The layoff announcement arrives less that a week after audit partners at the US firm blocked EY’s global split plan from moving forward. US auditors were concerned the spinout of the consulting business would leave the remaining audit business too weak – especially without a larger chunk of the tax consulting division.

EY spent over $600 million on the failed split plan, which was initiated to drive growth through the creation of independent accounting and consulting businesses that would no longer be hampered by conflict-of-interest regulations.

EY US told the Financial Times that the job cuts were not linked to the recent split process cancellation.

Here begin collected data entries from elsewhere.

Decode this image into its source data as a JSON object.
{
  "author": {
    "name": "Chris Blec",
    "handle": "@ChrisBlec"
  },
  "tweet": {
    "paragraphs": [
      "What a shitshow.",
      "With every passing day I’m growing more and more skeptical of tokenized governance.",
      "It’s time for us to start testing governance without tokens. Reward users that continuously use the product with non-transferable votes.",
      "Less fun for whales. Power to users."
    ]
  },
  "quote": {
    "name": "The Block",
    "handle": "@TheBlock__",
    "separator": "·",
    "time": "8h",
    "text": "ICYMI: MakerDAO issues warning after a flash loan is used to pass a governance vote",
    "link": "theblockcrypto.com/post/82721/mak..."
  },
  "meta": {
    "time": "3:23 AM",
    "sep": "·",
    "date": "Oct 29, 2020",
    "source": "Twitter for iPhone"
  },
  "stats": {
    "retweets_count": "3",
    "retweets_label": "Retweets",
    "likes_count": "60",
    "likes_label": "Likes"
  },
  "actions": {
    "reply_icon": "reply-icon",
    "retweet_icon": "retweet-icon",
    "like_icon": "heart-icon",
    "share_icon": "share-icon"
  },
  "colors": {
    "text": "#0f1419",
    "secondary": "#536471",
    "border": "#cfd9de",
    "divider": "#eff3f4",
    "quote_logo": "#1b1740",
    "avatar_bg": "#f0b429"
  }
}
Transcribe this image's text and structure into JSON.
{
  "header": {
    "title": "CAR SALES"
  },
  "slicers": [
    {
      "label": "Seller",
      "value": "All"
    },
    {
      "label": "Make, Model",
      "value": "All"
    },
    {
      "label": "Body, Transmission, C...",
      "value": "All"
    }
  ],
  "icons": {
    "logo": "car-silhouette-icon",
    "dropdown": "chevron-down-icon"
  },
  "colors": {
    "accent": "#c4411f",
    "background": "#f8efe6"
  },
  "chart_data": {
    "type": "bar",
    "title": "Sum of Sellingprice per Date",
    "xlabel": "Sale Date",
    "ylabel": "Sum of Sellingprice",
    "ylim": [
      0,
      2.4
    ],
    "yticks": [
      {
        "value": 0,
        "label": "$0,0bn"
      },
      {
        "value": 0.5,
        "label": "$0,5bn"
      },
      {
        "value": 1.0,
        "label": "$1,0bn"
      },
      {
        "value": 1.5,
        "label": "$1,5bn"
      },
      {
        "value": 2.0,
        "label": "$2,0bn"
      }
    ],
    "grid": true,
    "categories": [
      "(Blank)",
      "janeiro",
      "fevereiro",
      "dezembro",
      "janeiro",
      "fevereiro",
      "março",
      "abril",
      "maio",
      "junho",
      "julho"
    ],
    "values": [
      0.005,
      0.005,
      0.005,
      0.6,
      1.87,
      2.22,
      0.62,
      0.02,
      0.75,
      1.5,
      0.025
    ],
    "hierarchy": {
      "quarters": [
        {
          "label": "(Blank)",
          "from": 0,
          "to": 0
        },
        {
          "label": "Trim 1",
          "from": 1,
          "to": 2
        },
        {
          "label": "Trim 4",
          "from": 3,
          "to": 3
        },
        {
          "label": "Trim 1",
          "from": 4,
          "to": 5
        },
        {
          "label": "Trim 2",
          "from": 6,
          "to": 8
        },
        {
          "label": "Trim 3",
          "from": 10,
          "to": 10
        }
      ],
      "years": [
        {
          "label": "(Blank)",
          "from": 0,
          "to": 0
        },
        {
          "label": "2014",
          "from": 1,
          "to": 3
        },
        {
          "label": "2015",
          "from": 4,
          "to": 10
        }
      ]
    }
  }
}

EY US to cut 5% of workforce

“After assessing the impact of current economic conditions, strong employee retention rates and overcapacity in parts of our firm, we have made the difficult business decision to separate approximately 3,000 US employees,” an EY spokesman said. “These actions are part of the ongoing management of our business and not a result of the recently concluded strategic review, known as Project Everest.”

The cuts are expected to fall largely on the consulting division. EY – alongside other major consultancies – went on a hiring spree during the post-pandemic economic rebound amid heated demand for IT and transactions consulting. Demand for both areas has cooled in recent months amid worsening economic conditions and high interest rates.

EY’s layoffs are about double the size of its peers. KPMG US was the first Big Four firm to announce cuts in its consulting business, laying off approximately 2% of its workforce in February. Accenture in March said it would cut 2.5% of its workforce, while McKinsey announced a cut of 3% of its employees, mostly falling on non-client-facing roles.